Laparoscopic adrenalectomy (LA) is most commonly performed for pheochromocytomas (PHEs) and aldosteronomas (ALDs). We hypothesize that LA for these differing tumor types is associated with different operative courses and outcomes.
Retrospective study of a 10-year experience with LA.
University teaching hospital.
Laparoscopic adrenalectomy was performed on 149 patients. During data analysis, the initial 35 LAs performed for various adrenal lesions were excluded to account for the learning curve. Twenty-six of 30 PHEs and 34 of 45 ALDs were included.
Main Outcome Measures
Analysis of variance was used to compare operative time, tumor size, estimated blood loss, and postoperative length of hospital stay between the PHE and ALD groups and subsets of these groups. χ2 Analysis was used to compare tumor location, transfusion requirements, conversion to open procedures, and incidence of major complications.

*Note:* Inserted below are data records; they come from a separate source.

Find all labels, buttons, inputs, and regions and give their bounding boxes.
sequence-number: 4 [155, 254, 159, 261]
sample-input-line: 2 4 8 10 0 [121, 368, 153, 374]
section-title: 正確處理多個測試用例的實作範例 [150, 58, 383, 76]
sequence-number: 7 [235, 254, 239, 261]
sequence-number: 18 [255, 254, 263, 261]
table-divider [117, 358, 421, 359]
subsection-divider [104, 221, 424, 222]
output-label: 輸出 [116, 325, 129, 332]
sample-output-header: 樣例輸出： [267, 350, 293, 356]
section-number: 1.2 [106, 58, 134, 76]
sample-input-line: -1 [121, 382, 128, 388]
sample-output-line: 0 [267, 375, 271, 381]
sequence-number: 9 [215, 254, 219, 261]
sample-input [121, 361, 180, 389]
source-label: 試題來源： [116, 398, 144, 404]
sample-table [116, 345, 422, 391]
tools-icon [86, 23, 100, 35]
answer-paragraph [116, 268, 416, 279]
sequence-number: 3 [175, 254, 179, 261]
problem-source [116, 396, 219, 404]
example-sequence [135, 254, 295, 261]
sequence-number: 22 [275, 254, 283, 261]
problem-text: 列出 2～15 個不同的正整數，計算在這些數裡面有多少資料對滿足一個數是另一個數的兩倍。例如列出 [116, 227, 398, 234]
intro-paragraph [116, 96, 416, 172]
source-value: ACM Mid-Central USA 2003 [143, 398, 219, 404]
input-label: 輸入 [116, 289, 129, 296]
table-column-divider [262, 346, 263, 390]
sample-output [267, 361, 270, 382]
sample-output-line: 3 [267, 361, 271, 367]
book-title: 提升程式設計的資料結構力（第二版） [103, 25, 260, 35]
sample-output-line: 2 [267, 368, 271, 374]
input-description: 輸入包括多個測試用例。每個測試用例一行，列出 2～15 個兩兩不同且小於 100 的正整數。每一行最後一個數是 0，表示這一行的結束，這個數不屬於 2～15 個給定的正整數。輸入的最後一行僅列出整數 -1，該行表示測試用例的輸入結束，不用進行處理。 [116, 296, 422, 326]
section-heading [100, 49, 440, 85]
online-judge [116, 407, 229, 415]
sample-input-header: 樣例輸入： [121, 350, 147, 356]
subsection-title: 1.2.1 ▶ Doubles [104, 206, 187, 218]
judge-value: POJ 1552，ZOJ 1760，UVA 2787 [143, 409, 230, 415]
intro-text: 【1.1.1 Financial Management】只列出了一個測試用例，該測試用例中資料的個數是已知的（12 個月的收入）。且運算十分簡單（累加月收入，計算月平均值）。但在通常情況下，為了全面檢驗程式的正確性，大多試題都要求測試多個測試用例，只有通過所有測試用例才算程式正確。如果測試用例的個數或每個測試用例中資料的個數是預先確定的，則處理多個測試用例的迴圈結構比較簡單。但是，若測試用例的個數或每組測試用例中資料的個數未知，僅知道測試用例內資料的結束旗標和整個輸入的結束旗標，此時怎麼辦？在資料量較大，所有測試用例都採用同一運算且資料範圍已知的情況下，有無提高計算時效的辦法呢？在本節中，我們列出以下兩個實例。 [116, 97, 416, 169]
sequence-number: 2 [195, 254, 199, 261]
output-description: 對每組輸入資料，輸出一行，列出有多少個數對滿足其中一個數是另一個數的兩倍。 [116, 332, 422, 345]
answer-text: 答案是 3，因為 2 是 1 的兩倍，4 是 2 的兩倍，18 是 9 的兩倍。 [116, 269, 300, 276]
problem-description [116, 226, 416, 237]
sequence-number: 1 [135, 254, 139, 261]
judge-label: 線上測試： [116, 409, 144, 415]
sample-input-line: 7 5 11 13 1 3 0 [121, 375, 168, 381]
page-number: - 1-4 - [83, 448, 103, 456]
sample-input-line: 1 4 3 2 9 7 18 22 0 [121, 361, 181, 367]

Right-sided lesions occurred in 19 of 26 PHEs, and left-sided lesions occurred in 28 of 34 ALDs (P <.001). Mean ± SD tumor size of PHEs (4.9 ± 1.8 cm) was larger than that of ALDs (2.7 ± 1.7 cm) (P <.001). Mean ± SD operative time for PHEs vs ALDs was 191 ± 49 vs 162 ± 48 minutes (P = .02). Mean ± SD estimated blood loss was greater for PHEs (276 ± 298 mL) than for ALDs (196 ± 324 mL) (P = .33). Subset analysis revealed that the mean ± SD size of right-sided PHEs (5.3 ± 1.8 cm) was significantly larger than that of right-sided ALDs (3.0 ± 1.5 cm) (P=.001). Mean ± SD operative time for right-sided PHEs (198 ± 44 minutes) was longer than that for right-sided ALDs (145 ± 37 minutes) (P=.005). Six PHE patients required blood transfusions vs 2 ALD patients (P = .05). Two LAs, 1 PHE and ALD, were converted to open procedures. Mean ± SD length of hospital stay was longer for PHE patients vs ALD patients (4 ± 4 vs 2 ± 3 days; P = .08). Six PHE patients had complications vs 3 ALD patients (P = .13).
For PHEs, LA was associated with the removal of more right-sided lesions, larger tumors, longer operative times, and more complications. Trends toward greater estimated blood losses and longer hospital stays were observed for PHEs vs ALDs. Despite the advanced skills of an experienced surgeon, LA for PHEs is associated with a more complex course than for ALDs. Surgeons should begin performing LA for ALD early in their experience to avoid the potential pitfalls associated with PHEs.